Juli sapaan akrabnya akhir tahun 2015 lalu bertandang ke Kabupaten Tana Toraja Provinsi Sulawesi Selatan untuk menghadiri prosesi pemakaman kerabat yang juga merupakan neneknya. Tradisi dan ritual pemakaman orang yang sudah meninggal dunia di daerah tersebut tergolong unik dari daerah lain.
Kurang lebih dua pekan berada di Toraja, Juli pun tak menyia-nyiakan setiap momen yang ada di depan matanya. Mulai dari ritual penyembelihan kerbau hingga jenazah kerabatnya itu yang sudah diawetkan diusung ke tempat peristirahatan terakhir, tak luput dari budikan kamera smartphone miliknya.
Juli mengakui tak sempat menggali lebih banyak tentang apa dan bagaimana budaya Toraja bisa tetap eksis hingga saat ini. Akan tetapi, pengusaha travel agent ini menuturkan bahwa ada perbedaan yang cukup signifikan dengan adat dan tradisi secara umum dengan Tanah Minahasa.
“Budaya Minahasa memang masih ada sampai saat ini. Akan tetapi ada tradisi leluhur yang seharusnya menjadi kearifan lokal, kini sudah tidak terlihat lagi. Seperti makan di atas daun pisang ketika acara kedukaan, perkawinan, panen padi, menempati rumah baru, prosesi lamaran dan sebagainya, itu tak bisa dilihat lagi,” katanya.
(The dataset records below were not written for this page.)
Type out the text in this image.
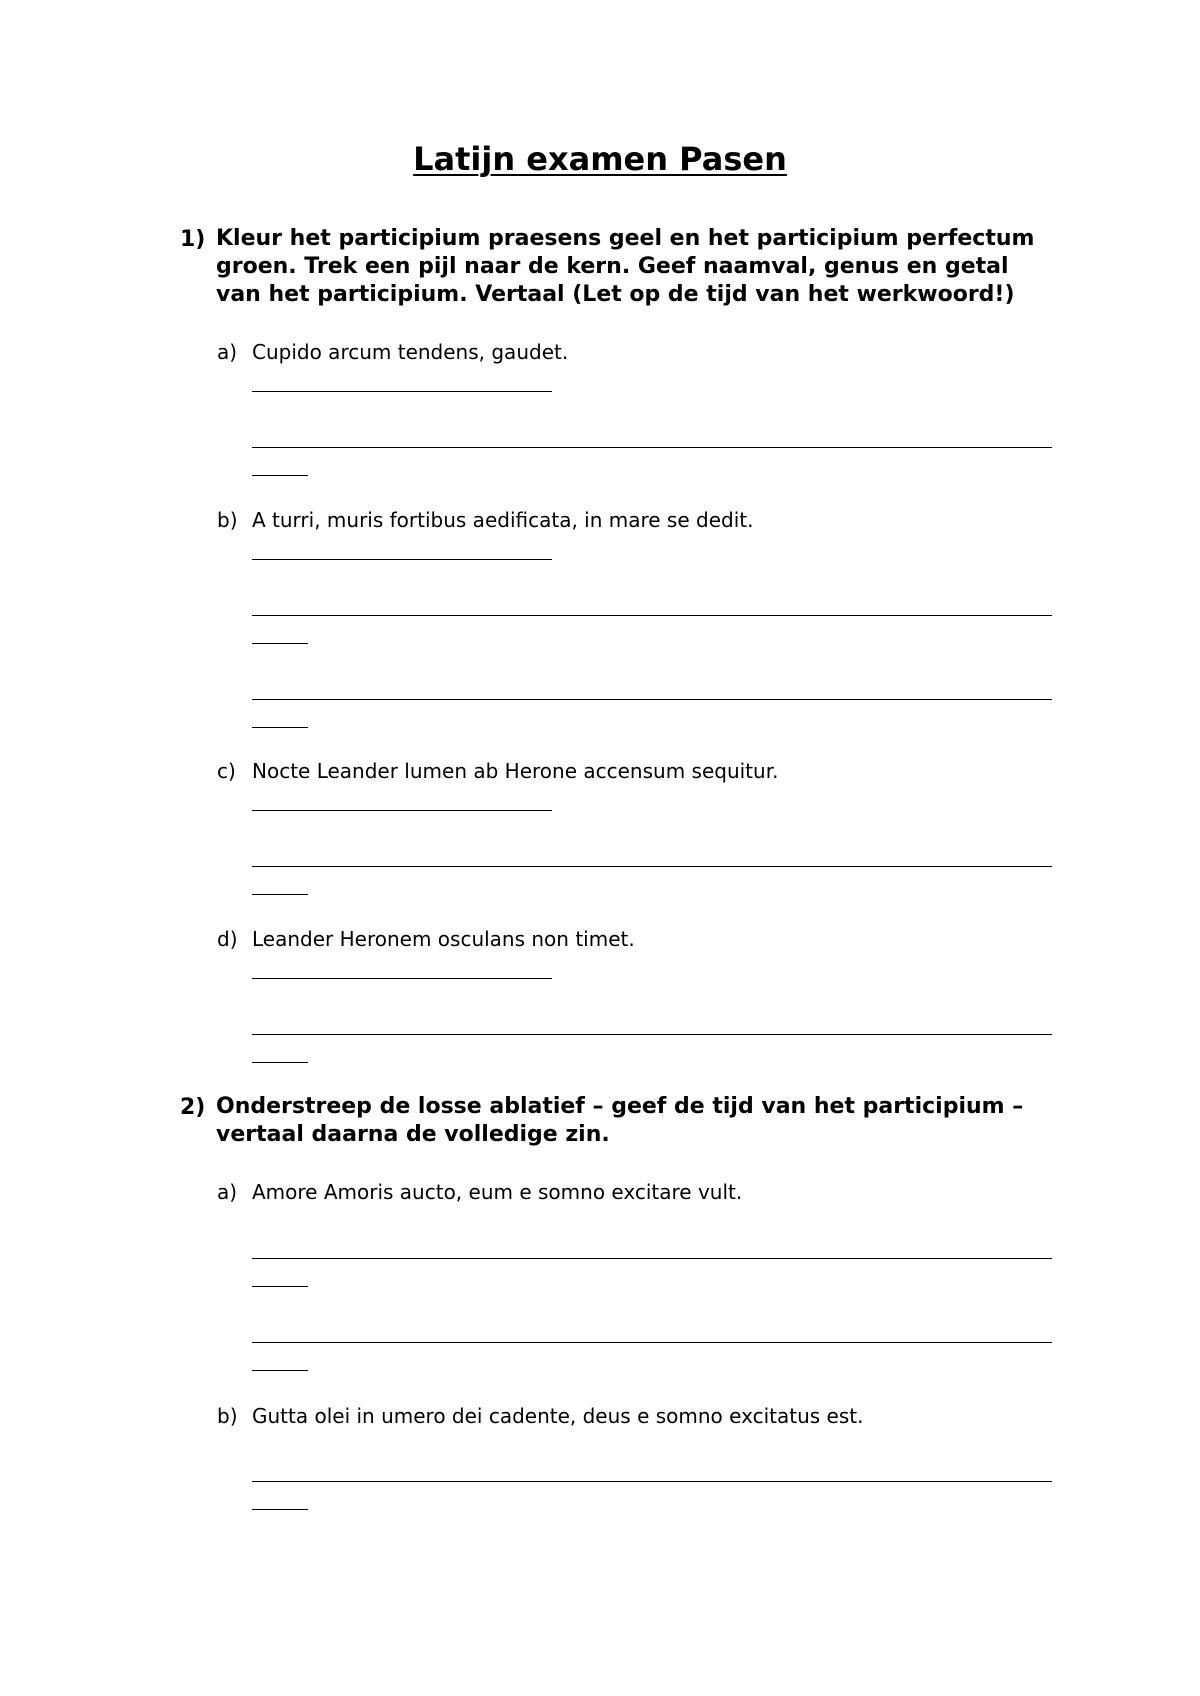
Latijn examen Pasen
1) Kleur het participium praesens geel en het participium perfectum
groen. Trek een pijl naar de kern. Geef naamval, genus en getal
van het participium. Vertaal (Let op de tijd van het werkwoord!)
a) Cupido arcum tendens, gaudet.
b) A turri, muris fortibus aedificata, in mare se dedit.
c) Nocte Leander lumen ab Herone accensum sequitur.
d) Leander Heronem osculans non timet.
2) Onderstreep de losse ablatief – geef de tijd van het participium –
vertaal daarna de volledige zin.
a) Amore Amoris aucto, eum e somno excitare vult.
b) Gutta olei in umero dei cadente, deus e somno excitatus est.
Juli menambahkan bahwa yang bisa disimpulkan dari perjalanannya ke Tana Toraja lepas dari kepentingannya menghadiri acara tersebut sebagai bagian dari keluarga yang berduka, ada satu hal yang paturut dicatat dan menginspirasi, yaitu orang Toraja sangat mencintai budayanya sendiri.
Sebagai orang Minahasa, tentu saya sangat mendukung upaya pemerintah dan budayawan daerah untuk mencoba menggali kembali nilai-nilai kehidupan masyarakat lokal, untuk kemudian dihidupkan kembali. Harapan ini membutuhkan kepedulian dari semua kalangan untuk bisa menjadi kearifan lokal yang hidup dan lestari. (frangkiwullur)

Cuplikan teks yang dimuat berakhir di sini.